Cluster Health — Architecture & Status Review

What the project is

Continuous monitoring + auto-remediation for the hermes K8s namespace. Detect and remediate:

Area	Status	Notes
Scope defined	✅ Done	index.md created Jun 18
First scan run	✅ Done	Session 2026-06-09 — clean: 0 problem pods, 2/2 nodes Ready
Automated checks	❌ Not started	t-002 “Decide which checks to automate” still todo
Remediation logic	❌ None	No auto-remediation exists yet; manual scan only
Alerting / escalation	❌ None	No Slack/Mercury integration for findings
Resource pressure trends	❌ Not tracked	Suggested in last session but not implemented

No automation — health scans are one-off manual runs (via autopilot session). A pod could CrashLoopBackOff for hours without detection.
Overlap with ops-janitor — ops-janitor handles stale-job cleanup and queue hygiene. Boundary between “health check” and “janitorial task” is fuzzy. Risk of duplicate effort or conflicting remediation actions.
No remediation logic — even if a problem is detected, there’s nothing that does the actual fix (restart pod, scale down, delete stale job, etc). This makes it a monitoring-only project.
No alerting — findings stay in session logs. No way to escalate to pvs or trigger Slack notifications when critical issues surface.
Limited scope — only checks hermes namespace. Doesn’t cover gitlab, monitoring, or other namespaces where problems also matter.

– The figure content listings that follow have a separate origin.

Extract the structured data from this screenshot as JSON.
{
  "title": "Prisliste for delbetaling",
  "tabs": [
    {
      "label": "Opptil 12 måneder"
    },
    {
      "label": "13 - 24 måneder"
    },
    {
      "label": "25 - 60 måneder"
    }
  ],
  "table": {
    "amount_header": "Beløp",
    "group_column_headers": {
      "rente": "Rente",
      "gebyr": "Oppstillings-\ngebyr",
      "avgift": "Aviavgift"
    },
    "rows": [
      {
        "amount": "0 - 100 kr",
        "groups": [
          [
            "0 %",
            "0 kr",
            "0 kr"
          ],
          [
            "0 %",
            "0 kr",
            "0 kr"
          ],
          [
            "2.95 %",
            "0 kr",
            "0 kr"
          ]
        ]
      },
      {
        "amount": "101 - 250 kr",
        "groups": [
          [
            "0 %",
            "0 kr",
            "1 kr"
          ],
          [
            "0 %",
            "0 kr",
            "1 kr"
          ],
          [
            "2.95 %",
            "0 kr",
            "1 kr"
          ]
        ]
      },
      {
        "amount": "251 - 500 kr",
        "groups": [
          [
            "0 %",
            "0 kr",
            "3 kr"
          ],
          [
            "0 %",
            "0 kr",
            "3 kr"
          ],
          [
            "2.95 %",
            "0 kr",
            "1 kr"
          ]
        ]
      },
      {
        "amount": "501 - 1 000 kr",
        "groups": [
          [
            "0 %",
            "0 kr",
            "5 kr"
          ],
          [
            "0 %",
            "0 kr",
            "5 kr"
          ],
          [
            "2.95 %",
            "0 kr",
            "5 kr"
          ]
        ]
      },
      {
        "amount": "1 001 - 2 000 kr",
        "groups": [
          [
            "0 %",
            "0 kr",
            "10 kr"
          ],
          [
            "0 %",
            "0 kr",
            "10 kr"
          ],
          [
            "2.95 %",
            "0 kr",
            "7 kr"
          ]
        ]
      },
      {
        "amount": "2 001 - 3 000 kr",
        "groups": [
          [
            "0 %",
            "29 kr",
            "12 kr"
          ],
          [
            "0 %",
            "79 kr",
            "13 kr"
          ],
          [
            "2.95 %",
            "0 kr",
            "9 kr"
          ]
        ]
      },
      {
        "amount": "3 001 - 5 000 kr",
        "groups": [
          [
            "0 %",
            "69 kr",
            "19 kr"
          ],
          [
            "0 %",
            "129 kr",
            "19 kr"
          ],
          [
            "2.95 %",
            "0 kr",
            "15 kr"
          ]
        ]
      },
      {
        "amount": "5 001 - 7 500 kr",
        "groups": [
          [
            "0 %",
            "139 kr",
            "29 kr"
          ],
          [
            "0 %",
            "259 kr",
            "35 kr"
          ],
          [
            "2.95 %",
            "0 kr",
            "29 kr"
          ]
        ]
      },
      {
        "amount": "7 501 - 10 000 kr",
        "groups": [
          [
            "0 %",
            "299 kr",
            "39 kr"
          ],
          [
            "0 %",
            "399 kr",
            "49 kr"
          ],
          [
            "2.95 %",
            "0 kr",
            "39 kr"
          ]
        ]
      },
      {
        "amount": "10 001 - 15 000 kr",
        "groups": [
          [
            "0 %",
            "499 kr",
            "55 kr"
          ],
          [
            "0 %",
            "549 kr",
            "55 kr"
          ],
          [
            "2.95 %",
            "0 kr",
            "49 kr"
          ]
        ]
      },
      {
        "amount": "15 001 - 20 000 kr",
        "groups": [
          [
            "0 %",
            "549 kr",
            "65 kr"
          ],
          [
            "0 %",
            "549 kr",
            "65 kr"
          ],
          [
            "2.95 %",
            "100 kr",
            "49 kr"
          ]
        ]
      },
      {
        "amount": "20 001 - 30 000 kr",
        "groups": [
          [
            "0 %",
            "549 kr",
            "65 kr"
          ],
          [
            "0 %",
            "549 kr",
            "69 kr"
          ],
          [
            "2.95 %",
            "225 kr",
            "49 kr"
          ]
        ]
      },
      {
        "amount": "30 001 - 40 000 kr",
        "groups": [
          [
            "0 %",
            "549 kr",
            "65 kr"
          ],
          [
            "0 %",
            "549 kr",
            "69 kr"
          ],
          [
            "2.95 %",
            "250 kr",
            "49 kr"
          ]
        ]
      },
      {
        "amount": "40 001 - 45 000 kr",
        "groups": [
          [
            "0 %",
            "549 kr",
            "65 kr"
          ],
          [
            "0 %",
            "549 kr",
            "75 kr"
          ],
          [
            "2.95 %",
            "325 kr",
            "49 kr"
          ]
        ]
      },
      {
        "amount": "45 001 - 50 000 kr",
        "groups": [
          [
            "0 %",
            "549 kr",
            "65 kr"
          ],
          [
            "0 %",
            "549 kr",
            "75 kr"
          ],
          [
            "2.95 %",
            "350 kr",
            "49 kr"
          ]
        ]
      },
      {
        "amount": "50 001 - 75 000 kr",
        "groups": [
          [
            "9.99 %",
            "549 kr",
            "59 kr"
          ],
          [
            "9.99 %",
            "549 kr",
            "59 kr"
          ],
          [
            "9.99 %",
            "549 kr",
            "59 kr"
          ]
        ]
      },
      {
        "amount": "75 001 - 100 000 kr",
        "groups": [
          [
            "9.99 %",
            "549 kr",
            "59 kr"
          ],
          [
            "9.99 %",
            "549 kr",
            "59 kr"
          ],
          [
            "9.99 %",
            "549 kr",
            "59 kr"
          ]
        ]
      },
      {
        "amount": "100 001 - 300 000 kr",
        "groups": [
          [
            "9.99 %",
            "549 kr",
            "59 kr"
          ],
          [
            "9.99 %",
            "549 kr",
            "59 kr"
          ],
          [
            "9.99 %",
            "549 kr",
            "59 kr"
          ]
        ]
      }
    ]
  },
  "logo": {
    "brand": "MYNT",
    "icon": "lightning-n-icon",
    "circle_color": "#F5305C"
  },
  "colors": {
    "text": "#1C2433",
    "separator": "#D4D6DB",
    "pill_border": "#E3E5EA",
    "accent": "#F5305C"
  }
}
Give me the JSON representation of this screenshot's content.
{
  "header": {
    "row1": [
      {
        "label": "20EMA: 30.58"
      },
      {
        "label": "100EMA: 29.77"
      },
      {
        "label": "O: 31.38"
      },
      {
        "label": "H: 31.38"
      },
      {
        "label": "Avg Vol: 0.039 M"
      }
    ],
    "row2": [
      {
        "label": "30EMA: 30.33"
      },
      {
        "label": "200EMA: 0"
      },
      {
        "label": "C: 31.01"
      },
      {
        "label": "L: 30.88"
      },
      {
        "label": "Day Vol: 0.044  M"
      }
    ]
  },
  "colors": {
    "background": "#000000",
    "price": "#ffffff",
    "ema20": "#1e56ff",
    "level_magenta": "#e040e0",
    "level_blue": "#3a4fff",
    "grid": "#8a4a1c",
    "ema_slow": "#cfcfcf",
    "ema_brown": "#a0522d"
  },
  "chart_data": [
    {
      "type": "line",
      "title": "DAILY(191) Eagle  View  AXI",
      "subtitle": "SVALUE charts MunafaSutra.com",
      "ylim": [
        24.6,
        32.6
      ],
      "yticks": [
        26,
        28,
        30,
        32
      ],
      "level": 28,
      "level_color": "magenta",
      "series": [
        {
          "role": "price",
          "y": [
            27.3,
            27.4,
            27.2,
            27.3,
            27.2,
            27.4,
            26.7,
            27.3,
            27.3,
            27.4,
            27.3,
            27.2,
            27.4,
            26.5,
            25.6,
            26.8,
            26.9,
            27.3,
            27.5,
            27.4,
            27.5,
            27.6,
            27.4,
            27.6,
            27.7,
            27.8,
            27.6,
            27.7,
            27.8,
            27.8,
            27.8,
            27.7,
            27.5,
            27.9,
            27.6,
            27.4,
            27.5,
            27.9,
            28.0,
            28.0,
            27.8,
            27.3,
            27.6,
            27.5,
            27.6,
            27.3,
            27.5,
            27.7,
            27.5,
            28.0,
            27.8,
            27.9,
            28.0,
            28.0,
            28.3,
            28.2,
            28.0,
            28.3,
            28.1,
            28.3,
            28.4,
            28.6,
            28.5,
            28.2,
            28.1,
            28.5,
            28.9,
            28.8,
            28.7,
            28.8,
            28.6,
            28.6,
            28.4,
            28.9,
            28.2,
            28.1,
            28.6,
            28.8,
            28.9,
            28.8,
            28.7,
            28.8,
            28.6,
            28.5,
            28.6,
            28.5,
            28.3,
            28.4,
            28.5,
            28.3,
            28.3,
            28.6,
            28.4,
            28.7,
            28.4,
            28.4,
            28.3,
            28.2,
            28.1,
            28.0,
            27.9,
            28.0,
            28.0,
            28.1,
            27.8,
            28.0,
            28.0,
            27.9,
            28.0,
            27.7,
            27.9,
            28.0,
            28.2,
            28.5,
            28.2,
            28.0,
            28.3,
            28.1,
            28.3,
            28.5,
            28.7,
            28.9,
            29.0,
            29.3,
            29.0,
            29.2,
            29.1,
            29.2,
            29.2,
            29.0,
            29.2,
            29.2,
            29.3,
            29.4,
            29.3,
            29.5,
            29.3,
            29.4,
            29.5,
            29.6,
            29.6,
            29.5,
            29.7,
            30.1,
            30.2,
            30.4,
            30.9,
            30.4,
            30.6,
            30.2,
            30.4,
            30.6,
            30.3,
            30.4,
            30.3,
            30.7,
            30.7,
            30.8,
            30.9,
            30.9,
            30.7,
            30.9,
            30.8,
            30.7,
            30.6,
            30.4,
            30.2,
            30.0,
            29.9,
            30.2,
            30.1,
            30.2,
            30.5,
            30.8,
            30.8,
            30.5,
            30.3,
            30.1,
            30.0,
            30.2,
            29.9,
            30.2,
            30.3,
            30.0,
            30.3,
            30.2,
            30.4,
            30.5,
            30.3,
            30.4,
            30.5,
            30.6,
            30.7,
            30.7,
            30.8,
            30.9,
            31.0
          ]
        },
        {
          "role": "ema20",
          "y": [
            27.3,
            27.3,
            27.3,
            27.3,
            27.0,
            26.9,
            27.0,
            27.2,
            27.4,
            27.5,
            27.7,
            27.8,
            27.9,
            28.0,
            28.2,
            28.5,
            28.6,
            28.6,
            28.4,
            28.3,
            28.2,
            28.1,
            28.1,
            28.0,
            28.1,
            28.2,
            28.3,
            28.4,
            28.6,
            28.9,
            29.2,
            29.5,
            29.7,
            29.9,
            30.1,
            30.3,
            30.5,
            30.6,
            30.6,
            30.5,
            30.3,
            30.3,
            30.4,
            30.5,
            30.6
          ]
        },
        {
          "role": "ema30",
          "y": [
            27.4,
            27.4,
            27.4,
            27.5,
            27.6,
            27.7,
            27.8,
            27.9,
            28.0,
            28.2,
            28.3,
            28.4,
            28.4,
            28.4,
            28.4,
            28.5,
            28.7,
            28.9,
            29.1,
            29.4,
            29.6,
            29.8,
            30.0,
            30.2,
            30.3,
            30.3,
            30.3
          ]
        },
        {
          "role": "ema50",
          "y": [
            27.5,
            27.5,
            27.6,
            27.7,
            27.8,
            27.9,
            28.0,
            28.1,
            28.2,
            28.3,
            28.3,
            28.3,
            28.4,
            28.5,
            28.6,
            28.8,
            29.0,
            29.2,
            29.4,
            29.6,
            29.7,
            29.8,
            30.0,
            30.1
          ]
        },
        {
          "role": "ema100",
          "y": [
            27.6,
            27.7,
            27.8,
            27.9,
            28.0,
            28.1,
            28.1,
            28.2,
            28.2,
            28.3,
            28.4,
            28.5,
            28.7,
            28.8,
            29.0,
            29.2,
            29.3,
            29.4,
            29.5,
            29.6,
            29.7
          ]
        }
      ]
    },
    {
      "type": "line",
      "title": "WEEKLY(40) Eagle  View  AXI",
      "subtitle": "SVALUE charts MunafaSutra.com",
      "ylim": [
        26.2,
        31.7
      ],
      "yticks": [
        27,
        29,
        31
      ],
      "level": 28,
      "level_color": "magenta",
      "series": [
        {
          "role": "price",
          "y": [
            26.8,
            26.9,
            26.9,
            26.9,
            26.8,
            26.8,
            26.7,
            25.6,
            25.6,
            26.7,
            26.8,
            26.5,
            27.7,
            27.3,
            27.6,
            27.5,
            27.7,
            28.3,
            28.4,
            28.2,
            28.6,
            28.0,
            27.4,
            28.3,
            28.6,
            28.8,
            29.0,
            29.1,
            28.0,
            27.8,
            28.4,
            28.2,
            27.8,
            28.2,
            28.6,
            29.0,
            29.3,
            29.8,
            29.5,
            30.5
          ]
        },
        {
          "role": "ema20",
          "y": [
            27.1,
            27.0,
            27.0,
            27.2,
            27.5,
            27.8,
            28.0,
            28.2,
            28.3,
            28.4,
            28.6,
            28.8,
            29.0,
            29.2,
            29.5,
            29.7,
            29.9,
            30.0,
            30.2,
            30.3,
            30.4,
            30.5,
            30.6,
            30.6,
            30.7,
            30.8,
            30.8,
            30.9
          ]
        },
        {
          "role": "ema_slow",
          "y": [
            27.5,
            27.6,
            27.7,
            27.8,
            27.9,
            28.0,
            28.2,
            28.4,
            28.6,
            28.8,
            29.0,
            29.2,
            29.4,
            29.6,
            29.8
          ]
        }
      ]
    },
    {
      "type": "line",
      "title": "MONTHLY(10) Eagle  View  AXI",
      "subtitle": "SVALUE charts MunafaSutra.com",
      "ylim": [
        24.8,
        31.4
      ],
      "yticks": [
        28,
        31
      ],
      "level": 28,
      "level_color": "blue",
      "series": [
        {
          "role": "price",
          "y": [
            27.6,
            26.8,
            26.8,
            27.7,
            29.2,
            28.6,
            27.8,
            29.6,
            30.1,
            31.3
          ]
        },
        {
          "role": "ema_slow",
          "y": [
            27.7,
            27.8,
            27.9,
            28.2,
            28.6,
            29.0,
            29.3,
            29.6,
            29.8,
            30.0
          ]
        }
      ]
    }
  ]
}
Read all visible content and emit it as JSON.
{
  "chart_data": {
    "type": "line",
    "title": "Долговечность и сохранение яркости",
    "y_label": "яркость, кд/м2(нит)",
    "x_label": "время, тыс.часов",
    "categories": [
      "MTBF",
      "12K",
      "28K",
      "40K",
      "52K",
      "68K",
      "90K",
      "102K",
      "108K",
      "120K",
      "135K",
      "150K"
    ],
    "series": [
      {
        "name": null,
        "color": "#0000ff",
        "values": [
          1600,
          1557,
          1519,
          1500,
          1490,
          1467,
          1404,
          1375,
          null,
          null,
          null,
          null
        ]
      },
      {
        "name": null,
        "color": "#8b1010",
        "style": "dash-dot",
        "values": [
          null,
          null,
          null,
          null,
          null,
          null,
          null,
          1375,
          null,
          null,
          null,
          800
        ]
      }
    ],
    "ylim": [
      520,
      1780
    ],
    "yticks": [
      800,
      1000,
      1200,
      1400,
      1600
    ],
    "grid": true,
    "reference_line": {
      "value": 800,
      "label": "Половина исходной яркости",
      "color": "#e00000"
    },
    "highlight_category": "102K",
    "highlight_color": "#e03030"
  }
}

Define clear separation from ops-janitor: cluster-health = detection + alerting; ops-janitor = janitorial cleanup actions.
Decide on check intervals: crash-loop/OOMKilled every 5 min, disk/Longhorn every 30 min, stale jobs every hour.
Draft remediation playbook: what action to take for each condition type (e.g., CrashLoopBackOff → restart pod + alert; OOMKilled → alert only; disk fault → alert).